Un épisode après l’autre, les séries mettent en images et en mots ce que tout le monde pense. Ou, du moins, nous le font croire. En effet, saisons après saisons, elles finissent par créer un écosystème où tout se tient : l’identité des personnages, leurs intrigues familiales, leurs expériences et les conclusions (pour ne pas dire les « morales ») qui en sont tirées. Un mini-monde, avec sa propre logique interne, se déploie alors devant nos yeux. Il nous émerveille de son esthétique créative, nous divertit, nous passionne parfois. Un mini-monde dans lequel nous rentrons presque corps et âme, et auquel nos capacités cognitives prennent part presque sans le vouloir. Parce que l’on ne nous demande pas d’adhérer à une thèse, mais de participer à une histoire.
Le pouvoir du récit
Vous est-il déjà arrivé de revivre mentalement les scènes d’une série vue la veille ? De revoir les images, d’entendre les dialogues comme si cela était quasiment réel ? Ou, après plusieurs épisodes ou même plusieurs saisons, d’avoir comme l’impression de connaître les personnages, ces compagnons de route qui vous rejoignent le temps d’un repas ou d’une soirée détente ? Le spectateur aime la série, et souvent à raison : encensé par la critique, bardé de récompenses, et sans doute possible apprécié du plus grand nombre, le produit-série est aujourd’hui de grande qualité. Mais sommes-nous toujours en mesure de reconnaître son pouvoir, en particulier sur sa manière d’influencer notre manière de voir le monde ?

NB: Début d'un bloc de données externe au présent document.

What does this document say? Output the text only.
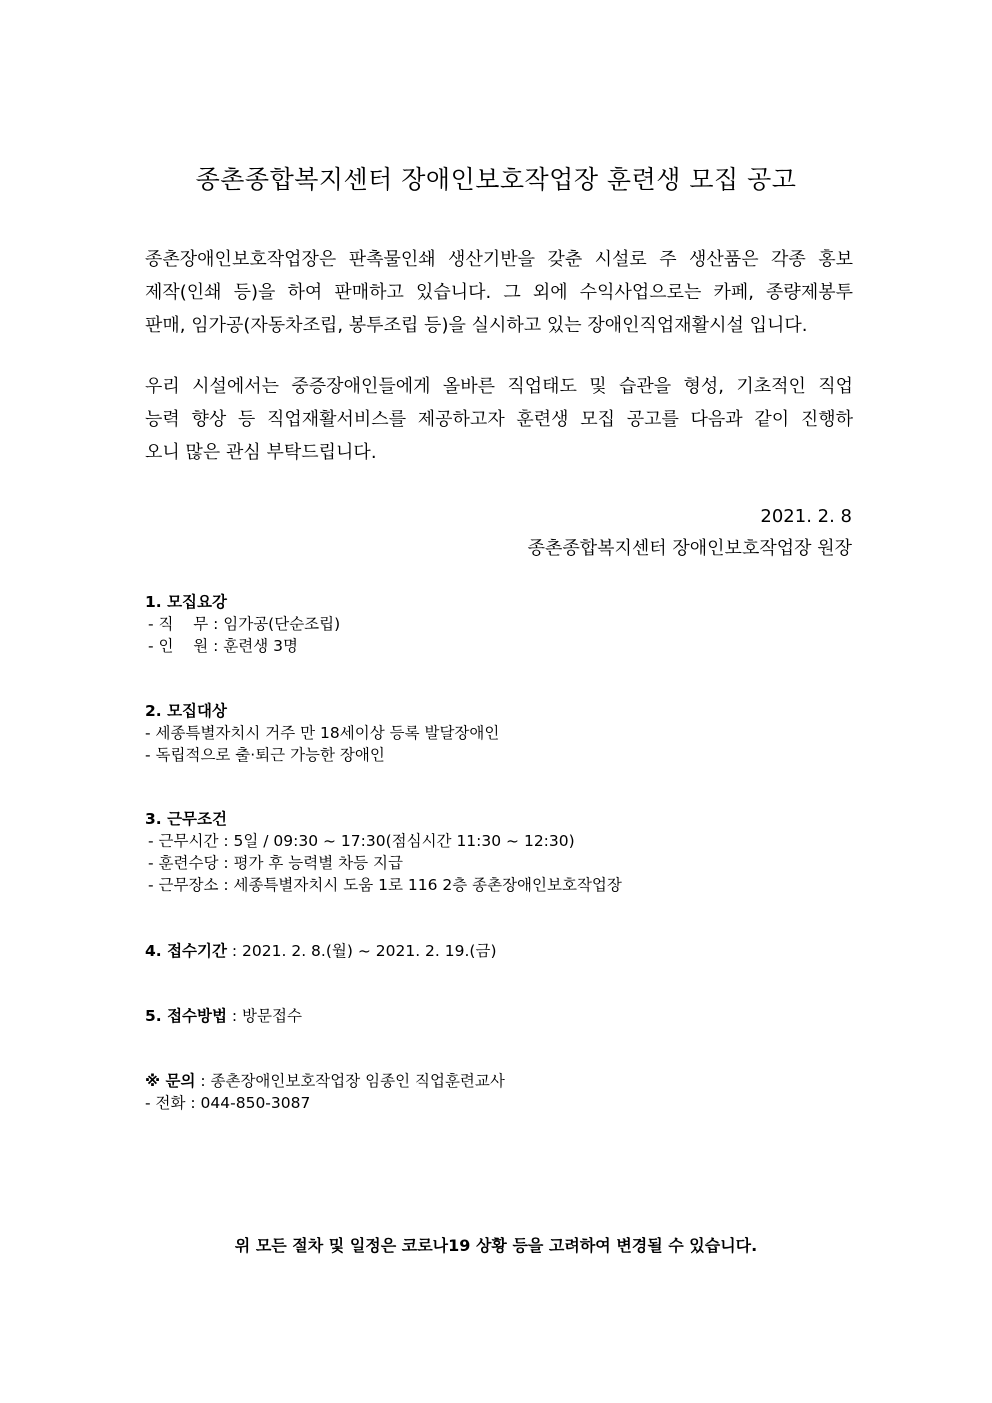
종촌종합복지센터 장애인보호작업장 훈련생 모집 공고
종촌장애인보호작업장은 판촉물인쇄 생산기반을 갖춘 시설로 주 생산품은 각종 홍보
제작(인쇄 등)을 하여 판매하고 있습니다. 그 외에 수익사업으로는 카페, 종량제봉투
판매, 임가공(자동차조립, 봉투조립 등)을 실시하고 있는 장애인직업재활시설 입니다.
우리 시설에서는 중증장애인들에게 올바른 직업태도 및 습관을 형성, 기초적인 직업
능력 향상 등 직업재활서비스를 제공하고자 훈련생 모집 공고를 다음과 같이 진행하
오니 많은 관심 부탁드립니다.
2021. 2. 8
종촌종합복지센터 장애인보호작업장 원장
1. 모집요강
- 직    무 : 임가공(단순조립)
- 인    원 : 훈련생 3명
2. 모집대상
- 세종특별자치시 거주 만 18세이상 등록 발달장애인
- 독립적으로 출·퇴근 가능한 장애인
3. 근무조건
- 근무시간 : 5일 / 09:30 ~ 17:30(점심시간 11:30 ~ 12:30)
- 훈련수당 : 평가 후 능력별 차등 지급
- 근무장소 : 세종특별자치시 도움 1로 116 2층 종촌장애인보호작업장
4. 접수기간 : 2021. 2. 8.(월) ~ 2021. 2. 19.(금)
5. 접수방법 : 방문접수
※ 문의 : 종촌장애인보호작업장 임종인 직업훈련교사
- 전화 : 044-850-3087
위 모든 절차 및 일정은 코로나19 상황 등을 고려하여 변경될 수 있습니다.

Les prophètes post-modernes comme Yuval Noah Harari ont célébré la fin des métarécits. Il s’agit là de grands schémas narratifs dans lesquels les sociétés dans leur ensemble vont puiser le sens, mais desquels l’homme moderne s’affranchit enfin. Une religion, une idéologie politique, un système économique seraient autant de mythes qui ont construit notre réel mais qui, par définition, ne sont pas réels. Le christianisme, par exemple : grande fable qui a perduré à peine deux millénaires afin de donner aux pauvres l’espérance d’une vie après la mort et aux riches le moyen d’oppresser les foules ! Une institution religieuse qui a modelé notre conscience d’humanité et à laquelle nous nous sommes accrochés par désir de transcendance. Pour faire partie du groupe. De la grande histoire.
Mais ça, c’était avant. Aujourd’hui en 2020, nous sommes libérés, délivrés des carcans du passé. Nous avons enfin compris que la vérité était en chacun de nous et qu’il suffisait d’écouter son propre cœur pour trouver la voie. Ainsi, on ne fait peut-être plus de catéchisme et on franchit peut-être moins les portes des églises. Mais n’écoutons-nous pas pieusement d’autres types de discours dogmatiques, via nos interfaces de streaming ? Car dogmes il y a, c’est-à-dire énoncés considérés comme vérité fondamentale, incontestée et incontestable. Par exemple, celui selon lequel la vérité est en chacun de nous et qu’il suffit d’écouter son propre cœur pour trouver la voie…
L’indépendance de la pensée ?
« Il n’est jamais trop tard pour être ce que l’on veut être » ; « Il n’y a pas de limite, on s’arrête quand on veut » ; « On va tous dans la même direction, on prend des chemins différents c’est tout » ; etc. Ces phrases se retrouvent dans nos séries télévisées, en couverture de nos magazines ou dans les rayons de développement personnel. C’est le synopsis sous-jacent de nos œuvres culturelles, d’un média à un autre en passant par La Reine des Neiges 2. L’homme moderne croit sans doute que ces affirmations vont de soi, qu’il s’agit là de vérités évidentes que tout le monde approuve. Mais est-ce vraiment aussi évident que cela ? L’Histoire nous le rappelle : la modernité peut donner naissance aux raisonnements les pires comme les meilleurs, et l’usage de la raison ne garantit en rien la vérité des prémices ou des conclusions. Et surtout, si l’on est tout à fait honnête, n’est-ce pas là encore une autre histoire, un autre métarécit ?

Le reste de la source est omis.